Pinkunoizu Free Time
(Full Time Hobby)Free Time isn't exactly “experimental,” genre-wise, and yet Pinkunoizu is definitely experimenting. Pinkunoizu does something different, often complex, on Free Time without succumbing to its own complexity or becoming inaccessible.
Free Time is taut, consistently interesting and despite their largely non-traditional structures, the songs rarely feel meandering or indulgent. Most impressive are the fantastic poly-rhythms that flourish on every track. Each song features many simultaneous layers, but never sounds busy and Pinkunoizu seems to alter a pitch or tone or add an unexpected syncopation in each measure, just enough to keep the line from stagnating.
Even the few vocal lines become parts of the intricate rhythms more than lyrical melodies. This style is clear from the first track, Time Is Like a Melody, in which the word “melody,” somewhat ironically, is repeated as a form of percussion. The general instrumentation is switched up for other tracks, from the country-style lap steel in Cyborg Manifesto to the electric organ of Everything Is Broken or Stolen.

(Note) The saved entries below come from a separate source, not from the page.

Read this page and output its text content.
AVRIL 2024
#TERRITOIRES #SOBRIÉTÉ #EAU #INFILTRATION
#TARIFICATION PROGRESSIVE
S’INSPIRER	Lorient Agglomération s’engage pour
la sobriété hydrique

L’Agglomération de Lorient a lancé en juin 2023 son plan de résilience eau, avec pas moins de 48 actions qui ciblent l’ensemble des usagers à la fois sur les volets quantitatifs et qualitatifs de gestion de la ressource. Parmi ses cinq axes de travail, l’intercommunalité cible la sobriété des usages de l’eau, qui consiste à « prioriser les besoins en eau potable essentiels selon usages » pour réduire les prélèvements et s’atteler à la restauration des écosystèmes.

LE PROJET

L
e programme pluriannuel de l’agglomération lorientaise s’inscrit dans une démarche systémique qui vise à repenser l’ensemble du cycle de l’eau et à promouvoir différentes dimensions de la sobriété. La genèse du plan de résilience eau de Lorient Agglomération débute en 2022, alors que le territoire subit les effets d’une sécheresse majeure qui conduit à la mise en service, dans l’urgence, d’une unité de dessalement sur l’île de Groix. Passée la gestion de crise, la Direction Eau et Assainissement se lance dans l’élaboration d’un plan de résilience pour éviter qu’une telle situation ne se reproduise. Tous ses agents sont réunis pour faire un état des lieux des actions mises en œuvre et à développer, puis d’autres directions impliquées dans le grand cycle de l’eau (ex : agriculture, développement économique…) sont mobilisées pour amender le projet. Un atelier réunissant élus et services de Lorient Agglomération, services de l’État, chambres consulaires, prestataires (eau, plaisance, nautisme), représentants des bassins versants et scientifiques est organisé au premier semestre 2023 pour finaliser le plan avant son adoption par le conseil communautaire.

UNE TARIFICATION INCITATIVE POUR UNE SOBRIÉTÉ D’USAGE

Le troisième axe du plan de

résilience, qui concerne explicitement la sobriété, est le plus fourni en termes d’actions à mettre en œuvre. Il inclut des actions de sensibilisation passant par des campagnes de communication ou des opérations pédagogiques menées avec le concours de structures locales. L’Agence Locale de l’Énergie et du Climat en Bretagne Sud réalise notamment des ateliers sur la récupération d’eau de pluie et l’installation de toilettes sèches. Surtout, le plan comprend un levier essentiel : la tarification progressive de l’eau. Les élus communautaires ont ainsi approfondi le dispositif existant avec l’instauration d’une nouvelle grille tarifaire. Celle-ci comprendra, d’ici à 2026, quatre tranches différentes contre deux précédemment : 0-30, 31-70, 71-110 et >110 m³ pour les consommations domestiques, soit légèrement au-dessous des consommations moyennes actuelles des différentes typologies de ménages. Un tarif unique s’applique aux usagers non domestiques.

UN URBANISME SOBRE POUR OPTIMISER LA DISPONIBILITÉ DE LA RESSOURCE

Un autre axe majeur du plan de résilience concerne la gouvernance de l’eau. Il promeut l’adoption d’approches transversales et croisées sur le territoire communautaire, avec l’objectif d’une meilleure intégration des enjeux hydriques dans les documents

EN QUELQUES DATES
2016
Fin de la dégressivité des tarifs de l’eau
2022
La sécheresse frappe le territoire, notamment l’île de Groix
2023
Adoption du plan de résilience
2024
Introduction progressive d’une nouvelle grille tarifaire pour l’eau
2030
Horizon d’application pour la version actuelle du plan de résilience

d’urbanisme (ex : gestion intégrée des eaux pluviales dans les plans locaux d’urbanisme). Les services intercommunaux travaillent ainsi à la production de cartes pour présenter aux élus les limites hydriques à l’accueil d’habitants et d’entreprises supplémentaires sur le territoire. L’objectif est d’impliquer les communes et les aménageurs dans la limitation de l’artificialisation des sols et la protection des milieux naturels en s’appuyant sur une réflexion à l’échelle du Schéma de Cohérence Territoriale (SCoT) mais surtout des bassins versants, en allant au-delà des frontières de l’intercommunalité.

Parabolic Delusions, one of the few tracks to feature a strong melodic line and verse-chorus structure, initially sounds like the strongest one for this reason, and it is indeed the album's first single. It opens with an electric twang and playful group vocals, throws in some horns and launches into spoken vocals like “There is another server, / There is another servant, / There is another waiter, / There is another waitress.” This lyrical structure continues through the song with increasingly clever lines, lending it a rhythmic quality consistent with the rest of the album.
There are flashes of improvisational excellence, particularly in the latter halves of The Abyss and Somber Ground and the record could have benefited from more of this. As it stands, those tracks go on much too long before allowing the musicians to shine. Similarly, nine-minute Death Is Not A Lover breaks to almost silence after about five and a half minutes and returns with a fundamentally different song, which by the eighth minute, is wholly different in tone and style. Two songs, at the respectable lengths of five and four minutes, would have better served the album.
Where Free Time abounds in technical strength and musicianship, it lacks somewhat in emotional resonance. Beyond echoes of its infectious rhythms, it doesn't haunt or beg another spin. For an album theoretically or philosophically obsessed with time (or time-signatures) it is, perhaps intentionally, a patient record rooted in the present listening experience, engaging and encompassing for its duration. Overall, it effectively balances experimentation and accessibility.